An interesting piece from the American Campaigns & Elections site which acts as a salutary reminder that, for all the impressiveness of Obama and his use of the internet, there’s rather more to campaigning:

Two recently released surveys on how Americans perceive brands and make decisions gives us geeky political junkies an idea of how different campaign tactics work to win votes. The first survey, released by Harris Interactive last week, indicates that while adults “use a mixture of traditional media and new media, including those that would constitute ‘push’ (advertising and websites) and ‘pull’ (information from neutral, informal communication),” Americans are persuaded (and informed) most by face-to-face communication.

This means that the time, the resources and the importance the campaign places on attracting Facebook friends, posting video-blog clips and tweeting every move the candidate makes still cannot move voters the way volunteers knocking on doors can. A closer look at the survey data shows that younger voters—those you would expect to be most swayed by the widget, blog and tweet strategy—are even more moved by face-to-face communication than their older counter-parts despite being heavier users of Facebook, LinkedIn, MySpace and Twitter. This is a strong reason to keep door-to-door at the top of your campaign’s priority list!

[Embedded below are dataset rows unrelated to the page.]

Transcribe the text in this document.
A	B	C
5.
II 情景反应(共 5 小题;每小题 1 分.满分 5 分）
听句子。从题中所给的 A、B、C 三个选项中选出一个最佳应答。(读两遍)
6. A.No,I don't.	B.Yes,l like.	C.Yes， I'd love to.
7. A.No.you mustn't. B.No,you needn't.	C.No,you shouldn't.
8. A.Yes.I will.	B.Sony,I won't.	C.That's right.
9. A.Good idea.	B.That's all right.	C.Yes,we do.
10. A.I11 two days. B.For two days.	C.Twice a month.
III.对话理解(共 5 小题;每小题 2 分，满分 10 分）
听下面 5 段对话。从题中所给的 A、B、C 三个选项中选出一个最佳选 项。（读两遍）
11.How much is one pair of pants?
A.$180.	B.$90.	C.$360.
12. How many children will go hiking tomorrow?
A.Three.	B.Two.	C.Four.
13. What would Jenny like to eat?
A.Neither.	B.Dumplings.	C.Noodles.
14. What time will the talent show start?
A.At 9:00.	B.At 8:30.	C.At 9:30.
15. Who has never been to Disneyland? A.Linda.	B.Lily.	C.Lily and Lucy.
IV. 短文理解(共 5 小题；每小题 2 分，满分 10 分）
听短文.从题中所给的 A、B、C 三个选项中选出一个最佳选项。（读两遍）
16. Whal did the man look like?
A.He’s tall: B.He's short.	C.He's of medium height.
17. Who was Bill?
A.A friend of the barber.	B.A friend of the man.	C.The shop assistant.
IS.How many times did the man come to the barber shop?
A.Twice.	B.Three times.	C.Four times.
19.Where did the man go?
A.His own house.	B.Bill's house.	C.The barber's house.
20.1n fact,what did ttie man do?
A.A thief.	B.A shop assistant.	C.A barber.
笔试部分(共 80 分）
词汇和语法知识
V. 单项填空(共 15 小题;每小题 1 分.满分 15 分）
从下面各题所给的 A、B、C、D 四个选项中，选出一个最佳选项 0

The second survey that caught my eye last week, released by WorkPlace Media, reveals that Americans’ perception of a brand remains largely unchanged by social network presence. This reinforces the necessity of traditional media (TV, radio and direct mail) and face-to-face communications (events and door-to-door) as the primary method to build your candidate’s brand. Your campaign’s social network and web presence will only reinforce the candidate’s brand perception and does little to actually frame it.

Before anyone rushes to junk their website and laugh in the face of the nearest Twitterer, it’s worth remembering the interlinked nature of online and offline campaigning.

There’s plenty of evidence from the UK too that the internet is a very limited tool when it comes to reaching large national audiences of voters. But what it’s really powerful for are reaching local audiences – many councillors, for example, have email lists for residents running in the hundreds when they themselves are also elected by vote totals in the hundreds – and for reaching particular key audiences such as members, possible members and the media. They in turn get to voters: through the door knocking, leaflet delivery, newspaper stories, radio interviews and so on.

The internet works best where it is a supplement to traditional campaigning, just as leafleting and canvassing both work best when they supplement to each other.